Tuesday, February 1, 2011

Big Dig

“You need a hand?” I’d call these the four most beautiful words in the English language, especially when spoken by a man holding a shovel and crossing the street to where I was digging out the Éclair. I had left work early to go to the hardware store and buy a shovel—a yellow plastic model with a steel-rimmed blade. It was not ideal—what I needed was a pickaxe—but it was all they had. The Éclair has been out on the street through two storms. She is parked on the right-hand side, meaning that the plow was angled against her. Not only was she buried in snow but tree limbs had fallen on her, and two of them were sticking up on the roof like antlers.



My new friend, Jose, knew exactly what he was doing. He told me to dig out the door first, so that I could get in the car and warm it up. Great chunks of crusty black plow leavings were barnacled to her side. We chipped away at them, tossing clunkers into the street behind us when there were no cars passing. He worked at the front end, and I worked at the back end. On either side of the car was a ten-foot mound. On the sidewalk, garbage bags were piled against the snowbank. I was parked in front of a gallery, and the two men inside, closing up shop, watched to make sure we didn’t throw snow on the sidewalk they had painstakingly cleared. A taxi-driver stopped opposite us, rolled down his passenger-side window, and laughed: "Hah-hah."

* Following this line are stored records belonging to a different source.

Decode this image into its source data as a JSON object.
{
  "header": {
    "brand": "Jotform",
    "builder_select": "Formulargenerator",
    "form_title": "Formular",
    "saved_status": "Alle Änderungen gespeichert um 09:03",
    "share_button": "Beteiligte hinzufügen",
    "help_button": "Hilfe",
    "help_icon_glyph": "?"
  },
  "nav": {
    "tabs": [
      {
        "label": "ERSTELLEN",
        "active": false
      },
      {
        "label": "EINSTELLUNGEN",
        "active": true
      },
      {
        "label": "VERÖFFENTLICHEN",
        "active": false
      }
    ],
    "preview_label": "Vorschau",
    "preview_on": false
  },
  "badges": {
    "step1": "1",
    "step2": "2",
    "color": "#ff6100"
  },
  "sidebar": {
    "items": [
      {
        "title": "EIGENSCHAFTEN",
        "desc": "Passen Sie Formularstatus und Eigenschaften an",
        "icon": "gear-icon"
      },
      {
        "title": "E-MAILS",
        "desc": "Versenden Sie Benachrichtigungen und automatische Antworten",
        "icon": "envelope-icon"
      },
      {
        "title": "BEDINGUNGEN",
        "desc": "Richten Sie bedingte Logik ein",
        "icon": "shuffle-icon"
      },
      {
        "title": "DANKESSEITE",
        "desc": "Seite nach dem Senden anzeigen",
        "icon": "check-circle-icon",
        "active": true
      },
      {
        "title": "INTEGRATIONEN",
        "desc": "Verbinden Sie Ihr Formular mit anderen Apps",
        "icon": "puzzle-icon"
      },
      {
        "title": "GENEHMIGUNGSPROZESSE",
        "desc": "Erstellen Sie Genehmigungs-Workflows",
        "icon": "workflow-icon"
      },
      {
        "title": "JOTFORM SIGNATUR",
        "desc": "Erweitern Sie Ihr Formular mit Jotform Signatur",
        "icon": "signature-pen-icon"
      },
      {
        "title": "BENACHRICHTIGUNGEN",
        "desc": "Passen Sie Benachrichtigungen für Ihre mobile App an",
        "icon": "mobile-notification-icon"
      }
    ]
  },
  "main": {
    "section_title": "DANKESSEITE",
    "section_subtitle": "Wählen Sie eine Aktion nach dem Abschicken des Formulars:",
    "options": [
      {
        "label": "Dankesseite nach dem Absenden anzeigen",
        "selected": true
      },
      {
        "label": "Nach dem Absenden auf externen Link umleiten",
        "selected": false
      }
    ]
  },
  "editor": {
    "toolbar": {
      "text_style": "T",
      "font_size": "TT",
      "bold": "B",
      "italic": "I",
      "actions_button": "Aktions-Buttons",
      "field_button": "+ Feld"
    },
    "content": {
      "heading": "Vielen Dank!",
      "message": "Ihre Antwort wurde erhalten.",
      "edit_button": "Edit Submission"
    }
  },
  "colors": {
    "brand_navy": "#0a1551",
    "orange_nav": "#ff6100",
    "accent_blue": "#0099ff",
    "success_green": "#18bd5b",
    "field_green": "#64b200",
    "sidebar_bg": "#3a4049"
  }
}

We cleared the exhaust pipe and the wheel wells on the street side. After a while, Jose told me to turn on the defroster. He dug a path through to the sidewalk, while I pushed the snow off the roof and the hood and the trunk and the windows. (I was relieved to find no parking tickets under the snow.) He had an excellent shovel, a garden shovel, squared off, the better to chop ice. He called it “my baby.” He kept showing me his technique, and mentioned that he was with the Department of Sanitation. When it came time to move the garbage bags, he said, “I do garbage, too.”

I wasn’t actually going anyplace—word arrived today that "Alternate Side Parking regulations remain suspended Citywide until further notice"—but the weather report was so dire that I felt I ought to do something. We are in for fifty hours of wintry mix: freezing rain, snow, regular rain, and then ice. Imagine that on top of ten inches of old snow. Jose recommended that I come out in the morning and start her up again, and I knew that would be a good idea. I paid him handsomely, and we parted, but not before I took time to admire what a handsome parking place we had carved out. Only then did I notice that the gallery I was parked in front of had in its window a hologram of the Taj Mahal.

Wednesday, January 26, 2011

I [Heart] Snow

This just in: Alternate Side Parking suspended UNTIL FURTHER NOTICE! Hurray!